Rus yazını olağanüstüdür. Anlatım, acının dillendirilişi, sonu gelmez step, kış, insanlar, acımak, sevgi, tartışılan değerler… Dünya yazını Rus klasikleriyle var olur, demek çok yanlış olmaz. Tolstoy, Dostoyevski, Çehov, Puşkin, Şçetrin, Gogol, Turgenev, Gorki, Çernişevski, Şolohov, Lermantov, Bulgakov, Pasternak… Batı yazınını, kuşkusuz Türk yazınını da çok etkilemiştir.
Çehov, öyküleri ve oyunlarıyla kısacık ömründe adeta bir okul olmuştur. Şaşırtıcı nitelik ve nicelikte bir yaratım ustalığı. Hekimlik mesleği, öykülerine hekimliğin yansımasını sağladı. Yüzlerce öyküsünde karşılık bulamayan sevda, boşlukta yüzen mülksüz kalmış asiller, toprak sahipleri, rüşvet almaya alışkın memurlar, yoksulluk, hizmetçiler, uşaklar, güzellik, hayvanlar-özellikle atlar-, biricik insanlık acıları…vardır. Ve daha ne duyarlıklar. Kesin iyiler, kesin kötüler olamaz, yoktur. İçki düşkünü babalar, kocalar, onur yoksulu asalaklar…

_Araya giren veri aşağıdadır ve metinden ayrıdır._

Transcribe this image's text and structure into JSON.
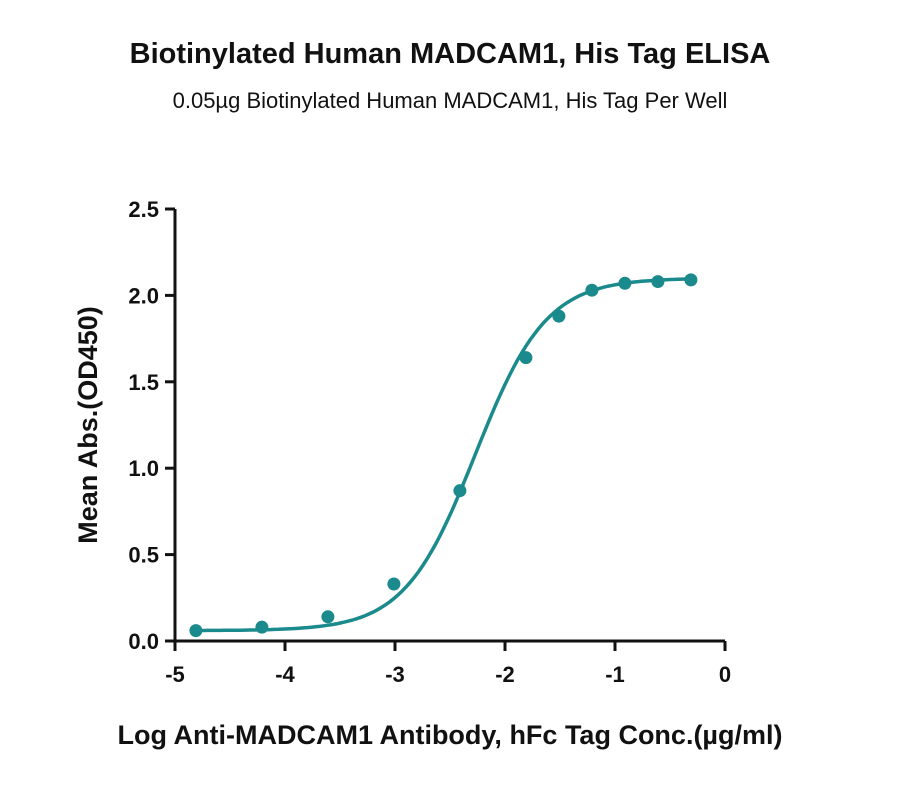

Bir anda öyle bir bölüm karşılar ki sizi, hayranlıktan şaşırır kalırsınız. Ta o tarihte çevre duyarlığının dillendirilişini okuruz. Şu izlek nasıl çarpmaz okuru: Yüzlerce yıl sonra bizi, acılarımızı, sevgilerimizi anımsayan, bilen olmayacak. Ama varsın öyle olsun. Biz yine de çalışalım…

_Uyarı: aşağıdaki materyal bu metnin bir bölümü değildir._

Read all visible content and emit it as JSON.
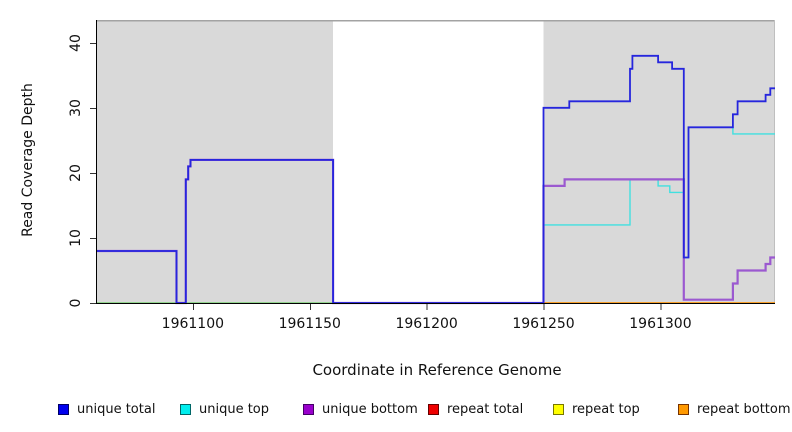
{
  "chart_data": {
    "type": "line",
    "title": "",
    "xlabel": "Coordinate in Reference Genome",
    "ylabel": "Read Coverage Depth",
    "xlim": [
      1961059,
      1961349
    ],
    "ylim": [
      0,
      43.5
    ],
    "x_ticks": [
      "1961100",
      "1961150",
      "1961200",
      "1961250",
      "1961300"
    ],
    "x_tick_values": [
      1961100,
      1961150,
      1961200,
      1961250,
      1961300
    ],
    "y_ticks": [
      "0",
      "10",
      "20",
      "30",
      "40"
    ],
    "y_tick_values": [
      0,
      10,
      20,
      30,
      40
    ],
    "grid": false,
    "legend_position": "bottom",
    "background_regions": [
      {
        "name": "shaded-region-left",
        "start": 1961059,
        "end": 1961160,
        "color": "#d9d9d9"
      },
      {
        "name": "unshaded-gap",
        "start": 1961160,
        "end": 1961250,
        "color": "#ffffff"
      },
      {
        "name": "shaded-region-right",
        "start": 1961250,
        "end": 1961349,
        "color": "#d9d9d9"
      }
    ],
    "series": [
      {
        "name": "repeat total",
        "color": "#e00000",
        "width": 1.2,
        "decorative": false,
        "steps": [
          [
            1961059,
            0
          ],
          [
            1961349,
            0
          ]
        ]
      },
      {
        "name": "repeat top",
        "color": "#f0f000",
        "width": 1.2,
        "decorative": false,
        "steps": [
          [
            1961059,
            0
          ],
          [
            1961349,
            0
          ]
        ]
      },
      {
        "name": "repeat bottom",
        "color": "#ff9912",
        "width": 1.6,
        "decorative": false,
        "steps": [
          [
            1961059,
            0
          ],
          [
            1961349,
            0
          ]
        ]
      },
      {
        "name": "unique top",
        "color": "#40e0e0",
        "width": 1.4,
        "decorative": false,
        "steps": [
          [
            1961059,
            0
          ],
          [
            1961250,
            12
          ],
          [
            1961287,
            19
          ],
          [
            1961299,
            18
          ],
          [
            1961304,
            17
          ],
          [
            1961310,
            7
          ],
          [
            1961312,
            27
          ],
          [
            1961331,
            26
          ],
          [
            1961349,
            26
          ]
        ]
      },
      {
        "name": "zero overlap blend (unique top + repeat top)",
        "color": "#94da8e",
        "width": 1.4,
        "decorative": true,
        "steps": [
          [
            1961059,
            0
          ],
          [
            1961250,
            0
          ]
        ]
      },
      {
        "name": "unique bottom",
        "color": "#9b59d0",
        "width": 2.2,
        "decorative": false,
        "steps": [
          [
            1961059,
            8
          ],
          [
            1961093,
            0
          ],
          [
            1961097,
            19
          ],
          [
            1961098,
            21
          ],
          [
            1961099,
            22
          ],
          [
            1961160,
            0
          ],
          [
            1961250,
            18
          ],
          [
            1961259,
            19
          ],
          [
            1961310,
            0.5
          ],
          [
            1961331,
            3
          ],
          [
            1961333,
            5
          ],
          [
            1961345,
            6
          ],
          [
            1961347,
            7
          ],
          [
            1961349,
            7
          ]
        ]
      },
      {
        "name": "unique total",
        "color": "#2626dd",
        "width": 1.8,
        "decorative": false,
        "steps": [
          [
            1961059,
            8
          ],
          [
            1961093,
            0
          ],
          [
            1961097,
            19
          ],
          [
            1961098,
            21
          ],
          [
            1961099,
            22
          ],
          [
            1961160,
            0
          ],
          [
            1961250,
            30
          ],
          [
            1961261,
            31
          ],
          [
            1961287,
            36
          ],
          [
            1961288,
            38
          ],
          [
            1961299,
            37
          ],
          [
            1961305,
            36
          ],
          [
            1961310,
            7
          ],
          [
            1961312,
            27
          ],
          [
            1961331,
            29
          ],
          [
            1961333,
            31
          ],
          [
            1961345,
            32
          ],
          [
            1961347,
            33
          ],
          [
            1961349,
            33
          ]
        ]
      }
    ]
  },
  "legend": {
    "items": [
      {
        "label": "unique total",
        "fill": "#0000ee",
        "border": "#000066"
      },
      {
        "label": "unique top",
        "fill": "#00eeee",
        "border": "#006666"
      },
      {
        "label": "unique bottom",
        "fill": "#9900cc",
        "border": "#440066"
      },
      {
        "label": "repeat total",
        "fill": "#ee0000",
        "border": "#660000"
      },
      {
        "label": "repeat top",
        "fill": "#ffff00",
        "border": "#777700"
      },
      {
        "label": "repeat bottom",
        "fill": "#ff9900",
        "border": "#773300"
      }
    ]
  }
}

Evet çalışmak. Emekle yaşamanın değeri sıklıkla vurgulanır Çehov’un sanatında. Çalışalım… O zamana dek birileri hep birileri için çalışmış. Dönüşüyor toplum. Kırılmaz anı…
Çehov’un oyunları geçen zamana karşın değerini hiç yitirmedi. Vanya Dayı, Üç Kızkardeş, Vişne Bahçesi, Ayı, Martı, Bir Evlenme Teklifi… Oyunlarının genelinde hızlı bir sahne akışı bulunmakla birlikte zaman, olay örgüsü dingindir. Kişilikler bir ortak uzamda bir araya gelmişlerdir. Birbirini pek anlayamazlar. Sevdaları karşılık bulmaz. Kösnül duygular baskın değildir. Çıkarcıların yaşamı yok edişleri balta seslerinde duyulur! Anıların vişne bahçesini kesmektedirler; sayfiye yapacaklardır… Zaman hem etkin hem belirsizdir. Çehov zamanı.
Çehov’un silahı ilkesi hiç de dayanaksız değildir. Öyküde duvarda bir tüfek asılıysa mutlaka patlamalıdır! Bu ilkeye uyan insan gereksiz söz yığınları altında yazmaz. Gereksiz, işlevsiz her öğe atılmalıdır. Ya da öyküye sokulmamalıdır.